Em entrevista a VEJA, o presidente dos Correios, general Floriano Peixoto, se diz um soldado do presidente Bolsonaro. Ele assumiu o cargo com a missão de acelerar o processo de privatização da empresa, gigante com quase 100 000 funcionários, que movimenta 18 bilhões de reais e acumula prejuízo igualmente extraordinário, fruto de uma combinação que inviabiliza a maioria das estatais brasileiras: má gestão, excesso de privilégios e corrupção.
Qual a missão que o senhor recebeu do presidente? Nossa equipe chegou há um ano. O presidente da República nos atribuiu a missão de fortalecer a empresa financeiramente e garantir a sua sustentabilidade operacional. Houve uma retração financeira muito grande em decorrência da pandemia, mas os problemas não são exclusivos dela. Atualmente, nós contabilizamos um prejuízo de 2,4 bilhões de reais. É um prejuízo que acumulamos ao longo do tempo por má governança da empresa.
Esses privilégios dos funcionários são exemplo disso? Eu diria que privilégio é uma palavra forte. Mas eles têm benefícios extra-CLT, e a gente entende que são bastante diferenciados dentro da realidade brasileira. O que tem de ficar claro é a diferença entre direitos e benefícios. A gente, evidentemente, está assegurando os direitos previstos por lei. Alguns benefícios estão sendo cortados porque a empresa não tem capacidade financeira nem condição de sustentar perante a sociedade a preservação deles em um momento tão difícil, de tantos sacrifícios.
Os funcionários ameaçam entrar em greve caso a direção insista em cortar os benefícios. Há empresas que estão demitindo, reduzindo os salários. Os Correios não pensam nessas medidas por enquanto e esperam que o bom senso da categoria nos permita manter essa postura.
O governo havia incluído os Correios na lista das primeiras estatais a ser privatizadas. Quando isso vai acontecer? Prefiro usar o termo desestatização. Quando falamos em privatização, já se infere que é isso que ocorrerá ao final, e a gente não pode assegurar essa possibilidade hoje. Durante o processo, pode-se concluir por outras alternativas. Os estudos são demorados, profundos e detalhados. Não estamos falando de vender um botequim na esquina, estamos falando de vender uma empresa enorme, e o processo vai ser um case internacional. Portanto, há de ser feito com muito critério, estudo e consistência. E é um estudo de elevada complexidade, porque tem implicações inclusive de continuidade dos serviços e dos compromissos que a empresa tem em âmbito internacional. Os Correios estão se modernizando, melhorando a governança e racionalizando as despesas para a melhor opção que venha a ser decidida no futuro.

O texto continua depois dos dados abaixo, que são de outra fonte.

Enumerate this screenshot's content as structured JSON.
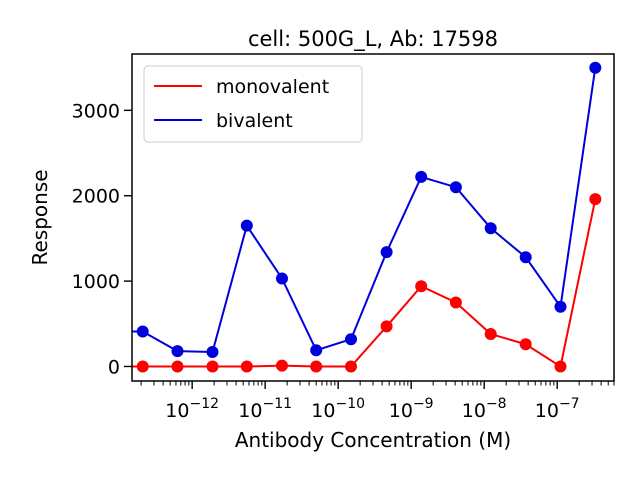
{
  "chart_data": {
    "type": "line",
    "title": "cell: 500G_L, Ab: 17598",
    "xlabel": "Antibody Concentration (M)",
    "ylabel": "Response",
    "xscale": "log",
    "xlim": [
      1.5e-13,
      6e-07
    ],
    "ylim": [
      -170,
      3660
    ],
    "x_tick_labels": [
      {
        "value": 1e-12,
        "base": "10",
        "exp": "−12"
      },
      {
        "value": 1e-11,
        "base": "10",
        "exp": "−11"
      },
      {
        "value": 1e-10,
        "base": "10",
        "exp": "−10"
      },
      {
        "value": 1e-09,
        "base": "10",
        "exp": "−9"
      },
      {
        "value": 1e-08,
        "base": "10",
        "exp": "−8"
      },
      {
        "value": 1e-07,
        "base": "10",
        "exp": "−7"
      }
    ],
    "y_ticks": [
      {
        "value": 0,
        "label": "0"
      },
      {
        "value": 1000,
        "label": "1000"
      },
      {
        "value": 2000,
        "label": "2000"
      },
      {
        "value": 3000,
        "label": "3000"
      }
    ],
    "legend": {
      "position": "top-left"
    },
    "series": [
      {
        "name": "monovalent",
        "color": "#ff0000",
        "x": [
          2.1e-13,
          6.3e-13,
          1.9e-12,
          5.6e-12,
          1.7e-11,
          5e-11,
          1.5e-10,
          4.6e-10,
          1.37e-09,
          4.1e-09,
          1.23e-08,
          3.7e-08,
          1.11e-07,
          3.33e-07
        ],
        "y": [
          0,
          0,
          0,
          0,
          10,
          0,
          0,
          470,
          940,
          750,
          380,
          260,
          0,
          1960
        ]
      },
      {
        "name": "bivalent",
        "color": "#0000dd",
        "x": [
          2.1e-13,
          6.3e-13,
          1.9e-12,
          5.6e-12,
          1.7e-11,
          5e-11,
          1.5e-10,
          4.6e-10,
          1.37e-09,
          4.1e-09,
          1.23e-08,
          3.7e-08,
          1.11e-07,
          3.33e-07
        ],
        "y": [
          410,
          180,
          170,
          1650,
          1030,
          190,
          320,
          1340,
          2220,
          2100,
          1620,
          1280,
          700,
          3500
        ]
      }
    ]
  }
}
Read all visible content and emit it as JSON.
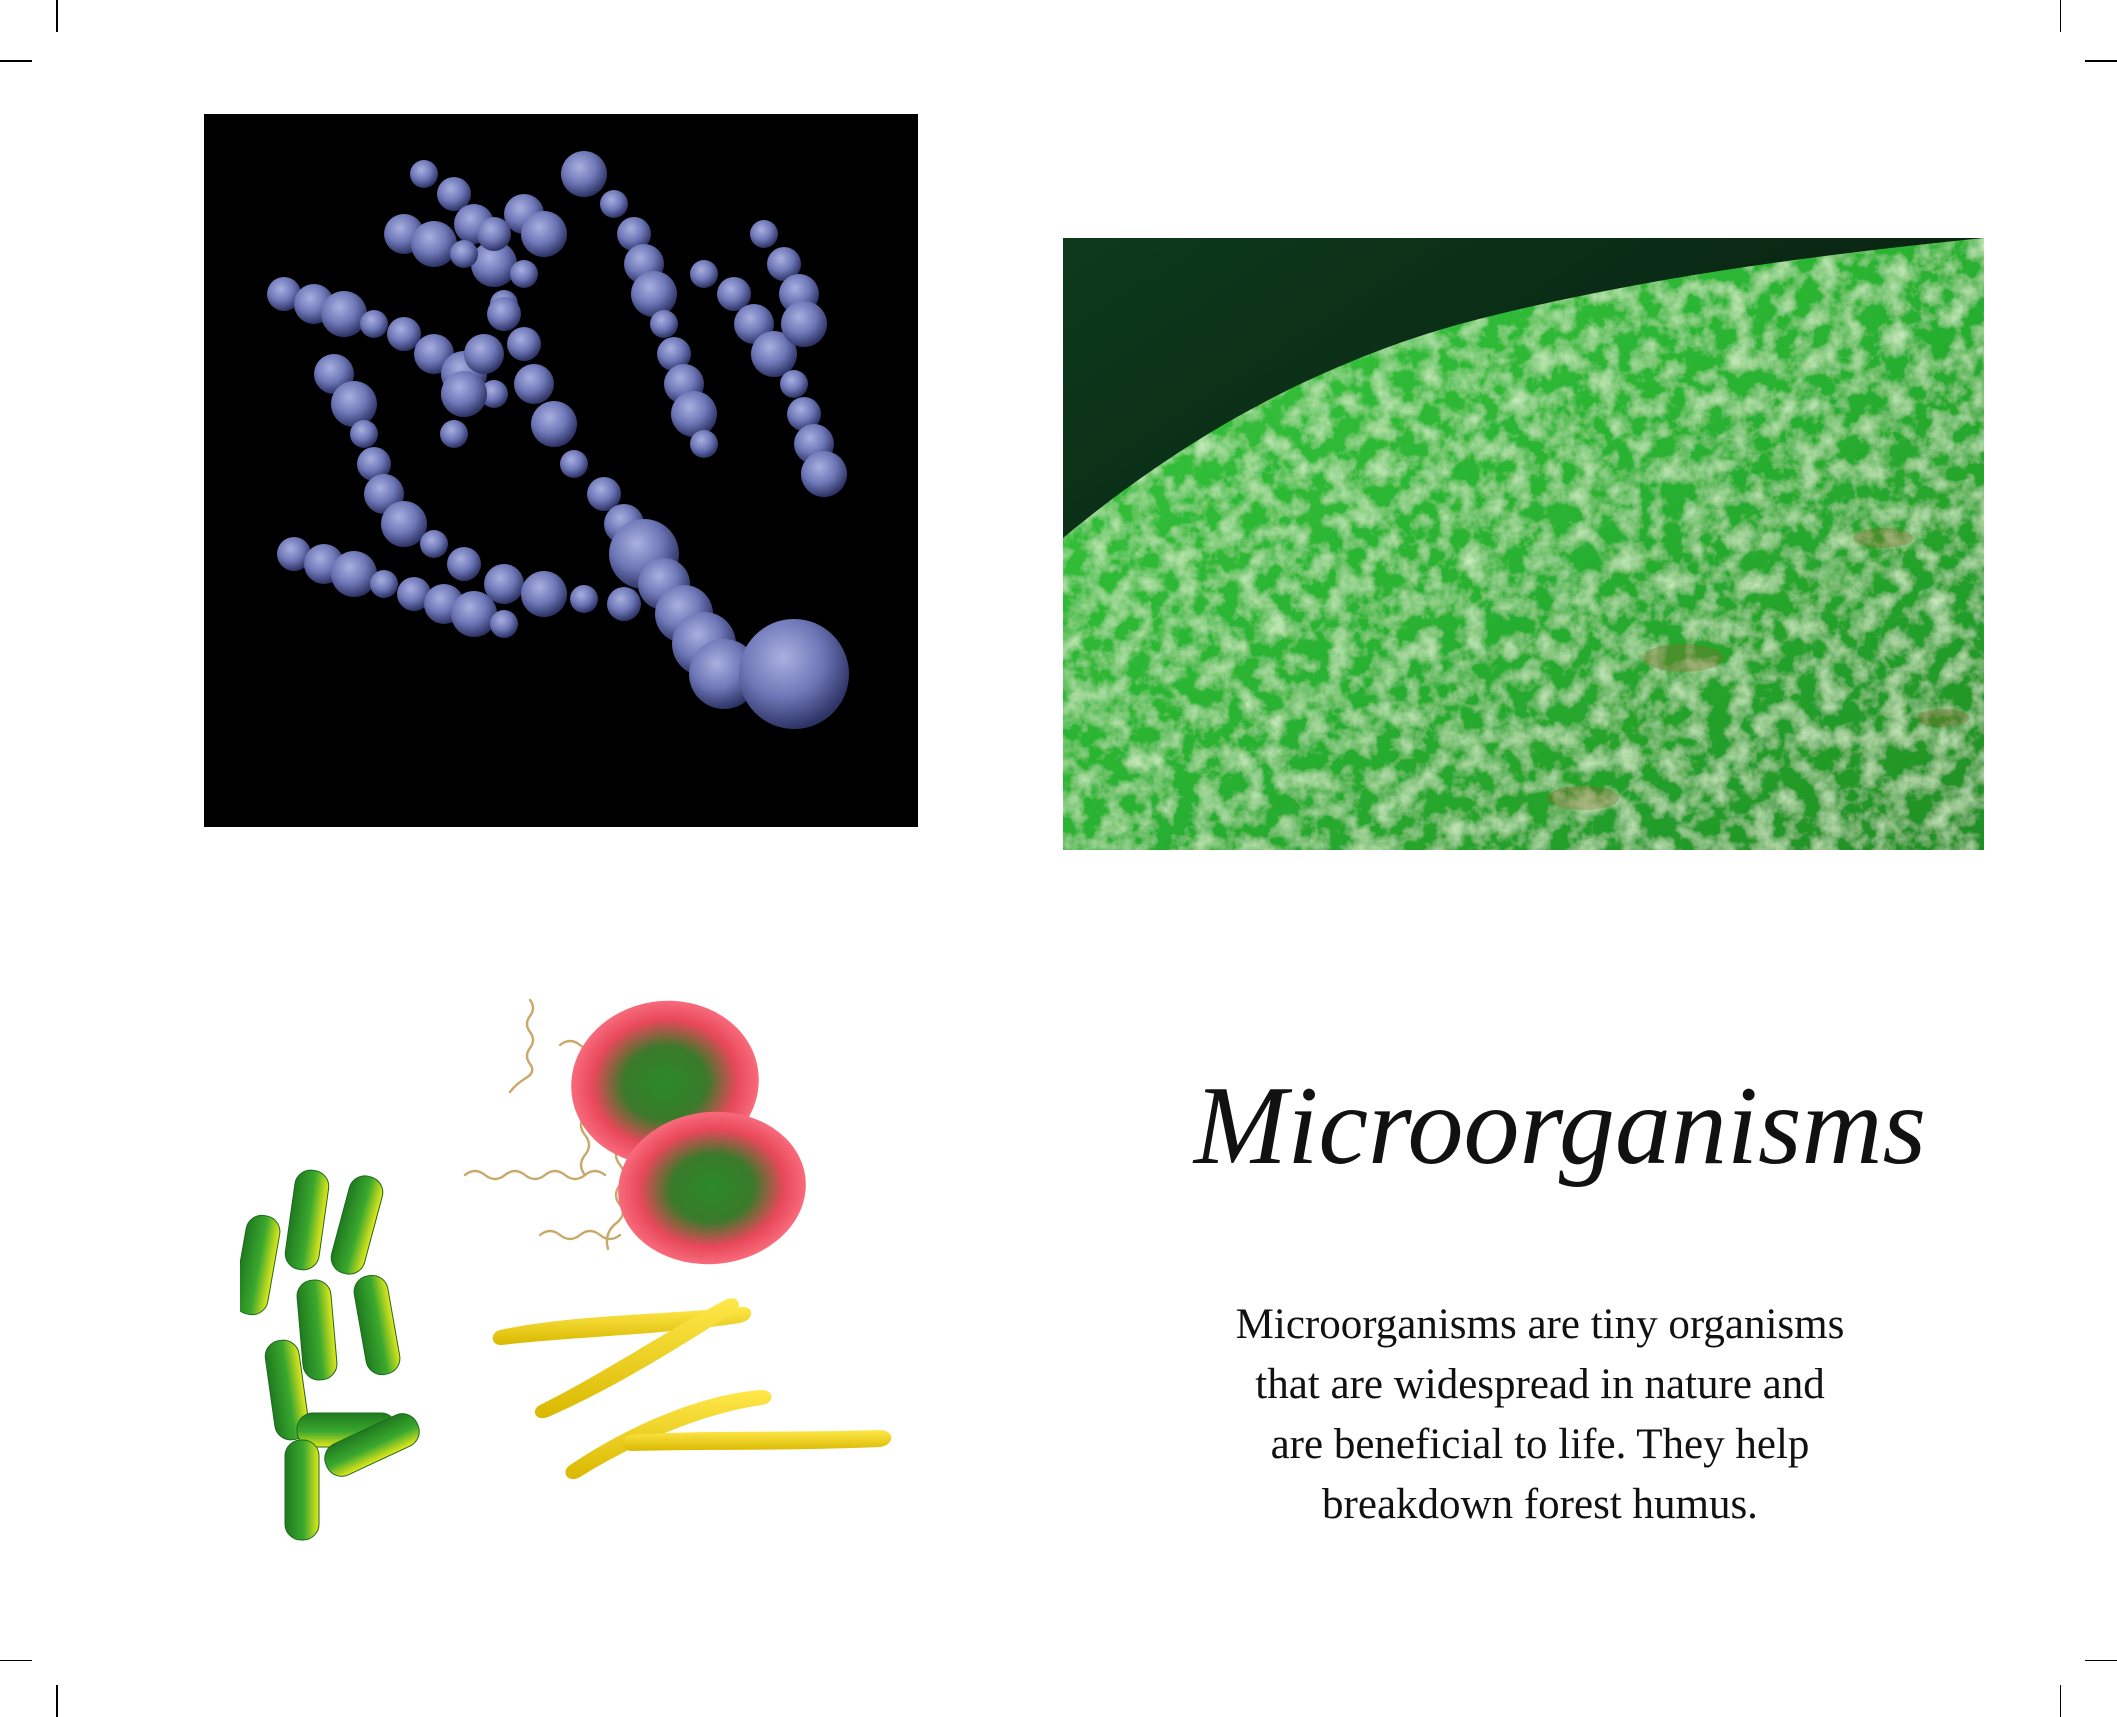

O senhor é a favor da privatização dos Correios? O efeito que se espera é que haja uma melhoria de investimentos e que o regramento que se aplica a uma empresa privada traga benefícios. Não vou dizer que são amarras, mas recaem sobre as empresas públicas protocolos que dificultam e retardam determinados processos. Quando a gente compara empresa pública com privada, as diferenças são óbvias em termos de facilidade de estabelecer negócios e contratação. A proposta é tornar o Estado mais leve, mais moderno e permitir que ele se volte para setores em que a sua presença se faça mais necessária, como saúde, educação e segurança.
Os Correios, historicamente, foram alvo de ingerência política. Isso ainda acontece? Não identifico isso. O presidente da República, quando me designou para a missão, me atribuiu uma total isenção para conduzir a empresa da forma que eu julgasse necessário. Eu não tenho sofrido esse tipo de ação.